Claiming Surf is doing something wrong just because its top coaches are men misunderstands cause and effect. Would it be nice if there were more qualified women? Maybe, although youth soccer coach is a low-paying terrible job for all but a handful of people compared to just about anything, so I'm not sure more women coaching youth soccer really does much for equality or women's rights the way some people seem to think.

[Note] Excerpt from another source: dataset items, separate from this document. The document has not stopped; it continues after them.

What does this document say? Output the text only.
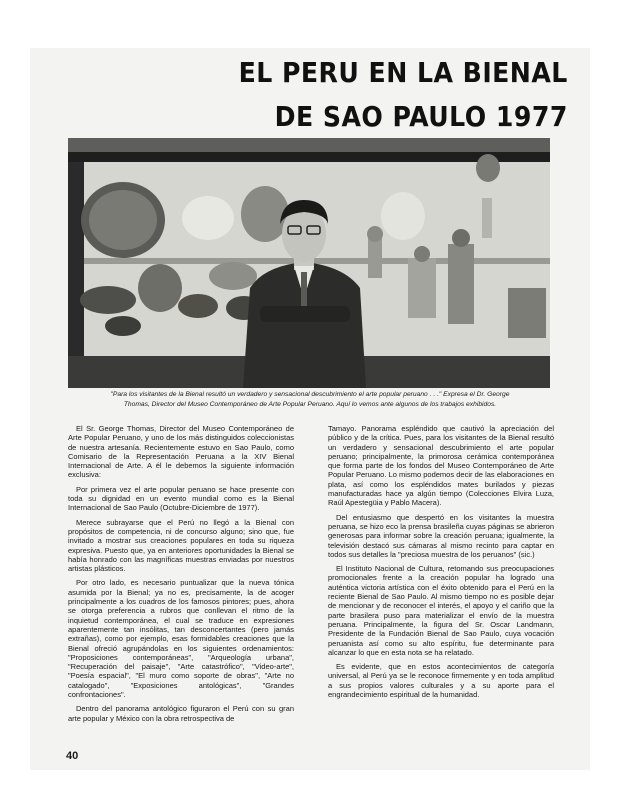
EL PERU EN LA BIENAL
DE SAO PAULO 1977

"Para los visitantes de la Bienal resultó un verdadero y sensacional descubrimiento el arte popular peruano . . ." Expresa el Dr. George
Thomas, Director del Museo Contemporáneo de Arte Popular Peruano. Aquí lo vemos ante algunos de los trabajos exhibidos.

El Sr. George Thomas, Director del Museo Contemporáneo de Arte Popular Peruano, y uno de los más distinguidos coleccionistas de nuestra artesanía. Recientemente estuvo en Sao Paulo, como Comisario de la Representación Peruana a la XIV Bienal Internacional de Arte. A él le debemos la siguiente información exclusiva:

Por primera vez el arte popular peruano se hace presente con toda su dignidad en un evento mundial como es la Bienal Internacional de Sao Paulo (Octubre-Diciembre de 1977).

Merece subrayarse que el Perú no llegó a la Bienal con propósitos de competencia, ni de concurso alguno; sino que, fue invitado a mostrar sus creaciones populares en toda su riqueza expresiva. Puesto que, ya en anteriores oportunidades la Bienal se había honrado con las magníficas muestras enviadas por nuestros artistas plásticos.

Por otro lado, es necesario puntualizar que la nueva tónica asumida por la Bienal; ya no es, precisamente, la de acoger principalmente a los cuadros de los famosos pintores; pues, ahora se otorga preferencia a rubros que conllevan el ritmo de la inquietud contemporánea, el cual se traduce en expresiones aparentemente tan insólitas, tan desconcertantes (pero jamás extrañas), como por ejemplo, esas formidables creaciones que la Bienal ofreció agrupándolas en los siguientes ordenamientos: "Proposiciones contemporáneas", "Arqueología urbana", "Recuperación del paisaje", "Arte catastrófico", "Video-arte", "Poesía espacial", "El muro como soporte de obras", "Arte no catalogado", "Exposiciones antológicas", "Grandes confrontaciones".

Dentro del panorama antológico figuraron el Perú con su gran arte popular y México con la obra retrospectiva de

Tamayo. Panorama espléndido que cautivó la apreciación del público y de la crítica. Pues, para los visitantes de la Bienal resultó un verdadero y sensacional descubrimiento el arte popular peruano; principalmente, la primorosa cerámica contemporánea que forma parte de los fondos del Museo Contemporáneo de Arte Popular Peruano. Lo mismo podemos decir de las elaboraciones en plata, así como los espléndidos mates burilados y piezas manufacturadas hace ya algún tiempo (Colecciones Elvira Luza, Raúl Apestegüia y Pablo Macera).

Del entusiasmo que despertó en los visitantes la muestra peruana, se hizo eco la prensa brasileña cuyas páginas se abrieron generosas para informar sobre la creación peruana; igualmente, la televisión destacó sus cámaras al mismo recinto para captar en todos sus detalles la "preciosa muestra de los peruanos" (sic.)

El Instituto Nacional de Cultura, retomando sus preocupaciones promocionales frente a la creación popular ha logrado una auténtica victoria artística con el éxito obtenido para el Perú en la reciente Bienal de Sao Paulo. Al mismo tiempo no es posible dejar de mencionar y de reconocer el interés, el apoyo y el cariño que la parte brasilera puso para materializar el envío de la muestra peruana. Principalmente, la figura del Sr. Oscar Landmann, Presidente de la Fundación Bienal de Sao Paulo, cuya vocación peruanista así como su alto espíritu, fue determinante para alcanzar lo que en esta nota se ha relatado.

Es evidente, que en estos acontecimientos de categoría universal, al Perú ya se le reconoce firmemente y en toda amplitud a sus propios valores culturales y a su aporte para el engrandecimiento espiritual de la humanidad.

40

There are some very simple reasons why there are so few qualified women youth coaches. (1) Virtually all qualified women coaches coach college instead, where there is some actual money, job security, prestige and potential. Any woman with a brain and ability will take the college track over being a pro kiddie soccer coach. There just aren't many women left after those who are most committed to coaching soccer have taken jobs in the college pipeline. (2) Very few women look at kiddie soccer coach as a real job, and they shouldn't. Virtually every single young woman in the U.S. who has any clue about soccer also has a college degree, which they are squandering by coaching youth soccer. (3) Certainly there has been awful stereotyping and underestimating women's abilities as a whole historically, which has deterred many women from trying to become great youth soccer coaches. But if someone is going to accuse any particular club of discriminating, they need to prove it instead of assuming that a lack of women coaching at a club must be proof of discrimination. They need to identify who has applied, what their credentials are, and how they stacked up to those who were actually hired.

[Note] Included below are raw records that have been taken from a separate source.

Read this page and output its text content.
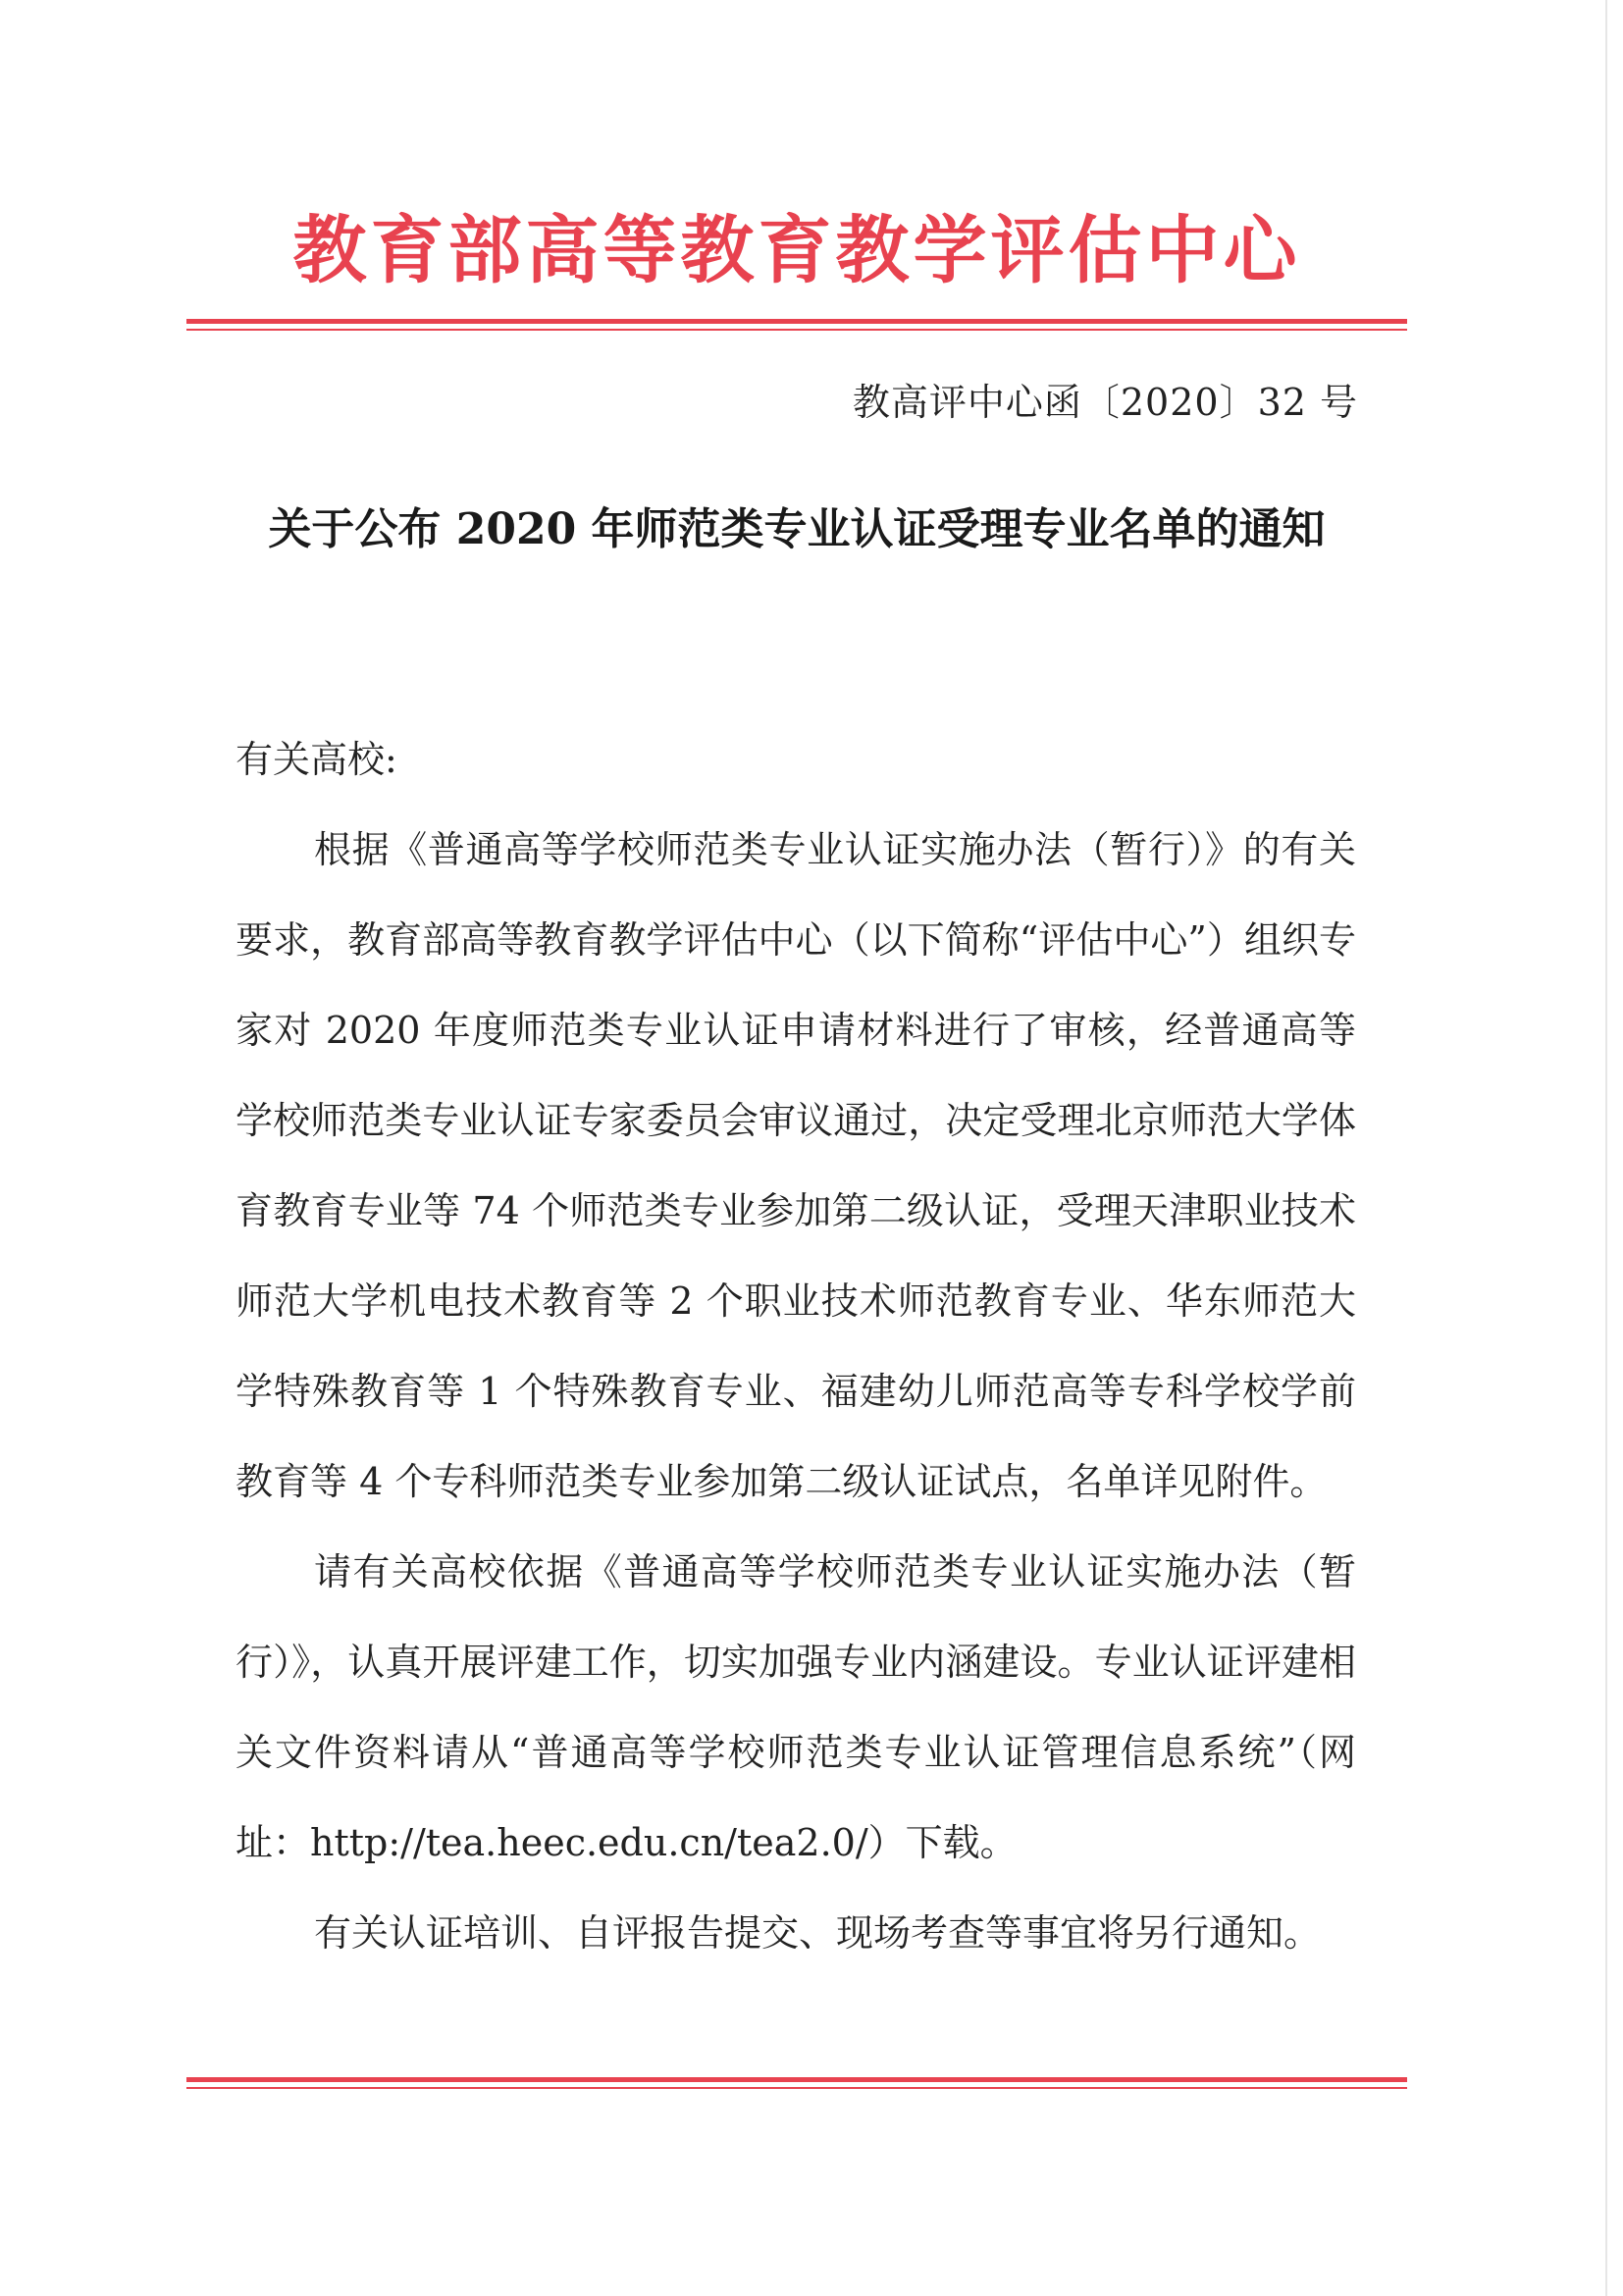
教育部高等教育教学评估中心
教高评中心函〔2020〕32 号
关于公布 2020 年师范类专业认证受理专业名单的通知

有关高校:

根据《普通高等学校师范类专业认证实施办法（暂行）》的有关要求，教育部高等教育教学评估中心（以下简称“评估中心”）组织专家对 2020 年度师范类专业认证申请材料进行了审核，经普通高等学校师范类专业认证专家委员会审议通过，决定受理北京师范大学体育教育专业等 74 个师范类专业参加第二级认证，受理天津职业技术师范大学机电技术教育等 2 个职业技术师范教育专业、华东师范大学特殊教育等 1 个特殊教育专业、福建幼儿师范高等专科学校学前教育等 4 个专科师范类专业参加第二级认证试点，名单详见附件。

请有关高校依据《普通高等学校师范类专业认证实施办法（暂行）》，认真开展评建工作，切实加强专业内涵建设。专业认证评建相关文件资料请从“普通高等学校师范类专业认证管理信息系统”（网址：http://tea.heec.edu.cn/tea2.0/）下载。

有关认证培训、自评报告提交、现场考查等事宜将另行通知。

In other words, looking at how few women soccer coaches have been hired at Surf tells you nothing without knowing how many women have applied and what their qualifications are compared to those who got the jobs. I can't tell you much about individual hiring decisions at Surf historically, other than I can say I don't know of any woman - or man for that matter - who is more qualified than Deza to help girls use soccer as a means to get into a top-level school and also maybe get some scholarship money. Even if there are, they did not apply for the position at Surf.